Justice and Prosecutions Justice in Rwanda • In Rwanda the focus was initially on retributive justice through prosecution: trials from 1996 in both the domestic judicial system and the ICTR. • Gacaca tribunals (experimental from 1999, operational from 2005, ended June 2012): nearly 2 million people tried with about 65% convicted. Excluded most heinous crimes. Administered at local government level and supposedly loosely based on traditional justice system (somewhat debated). Different from national and international judicial systems.
Justice and Prosecutions Justice in Rwanda In Rwanda: “criticisms of the way that justice and reconciliation have been handled in the aftermath [of the genocide] are the reverse of those made against South Africa’s TRC; the processes which have been set up are primarily driven by the new government’s objective of bringing to account all those people who took part in the massacres, with far fewer attempts to establish processes which might bring about reconciliation between citizens” (Pankhurst 1999: 252). • However Harrell (2003) argues that gacaca largely fits with a restorative model of justice. What do you think?
Discussion • Discuss the contested relationship between truth and justice in terms of the reconciliation process. Are “truth” and “justice” conflicting goals in post-conflict societies? → Are criminal tribunals/prosecutions or truth commissions more likely to achieve sustainable peace – and is this an either-or question?
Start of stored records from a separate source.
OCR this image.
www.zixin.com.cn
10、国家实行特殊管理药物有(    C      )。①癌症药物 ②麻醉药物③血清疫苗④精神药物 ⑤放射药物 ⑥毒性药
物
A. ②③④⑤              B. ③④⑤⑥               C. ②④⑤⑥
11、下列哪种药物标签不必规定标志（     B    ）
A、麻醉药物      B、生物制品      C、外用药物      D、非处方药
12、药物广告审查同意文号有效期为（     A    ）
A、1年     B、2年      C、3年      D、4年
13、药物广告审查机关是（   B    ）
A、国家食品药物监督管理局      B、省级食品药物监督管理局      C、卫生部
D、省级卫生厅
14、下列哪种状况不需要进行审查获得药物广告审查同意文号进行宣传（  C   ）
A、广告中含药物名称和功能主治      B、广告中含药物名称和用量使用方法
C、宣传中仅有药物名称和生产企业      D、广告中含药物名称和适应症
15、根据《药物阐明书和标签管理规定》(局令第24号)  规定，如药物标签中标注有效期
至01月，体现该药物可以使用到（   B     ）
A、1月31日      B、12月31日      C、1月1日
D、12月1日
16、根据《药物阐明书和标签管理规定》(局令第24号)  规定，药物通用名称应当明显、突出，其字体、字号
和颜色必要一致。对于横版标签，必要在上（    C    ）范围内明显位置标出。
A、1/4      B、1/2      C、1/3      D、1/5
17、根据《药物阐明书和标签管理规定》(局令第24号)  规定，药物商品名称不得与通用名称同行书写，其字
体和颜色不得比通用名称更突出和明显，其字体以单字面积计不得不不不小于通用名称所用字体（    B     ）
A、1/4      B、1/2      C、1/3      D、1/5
How does this relate to ideas about vengeance and forgiveness as another pair of responses to collective violence (see Minow 1998)? • If truth commissions were established right now in our case study countries, what sort of outcomes would you expect them to have? → Consider the relevance of contextual factors such as level of economic development, historical legacies, international relations etc.
Discussion • Under which conditions is dealing with past atrocities (either through criminal tribunals or truth commissions) more likely to reinforce or reconstruct ethnic identities? → Consider the relevance of contextual factors and critically assess different ways of dealing with past atrocities. • Is an enduring/sustainable “positive peace” (Galtung) possible without reconciliation?
What would you want? • If you lived in a deeply divided society and had been directly affected by political violence, would you want a truth process or prosecution? • Would your choice be different if you were a victim of political violence, a past perpetrator, or a bystander? What if you were both victim and perpetrator?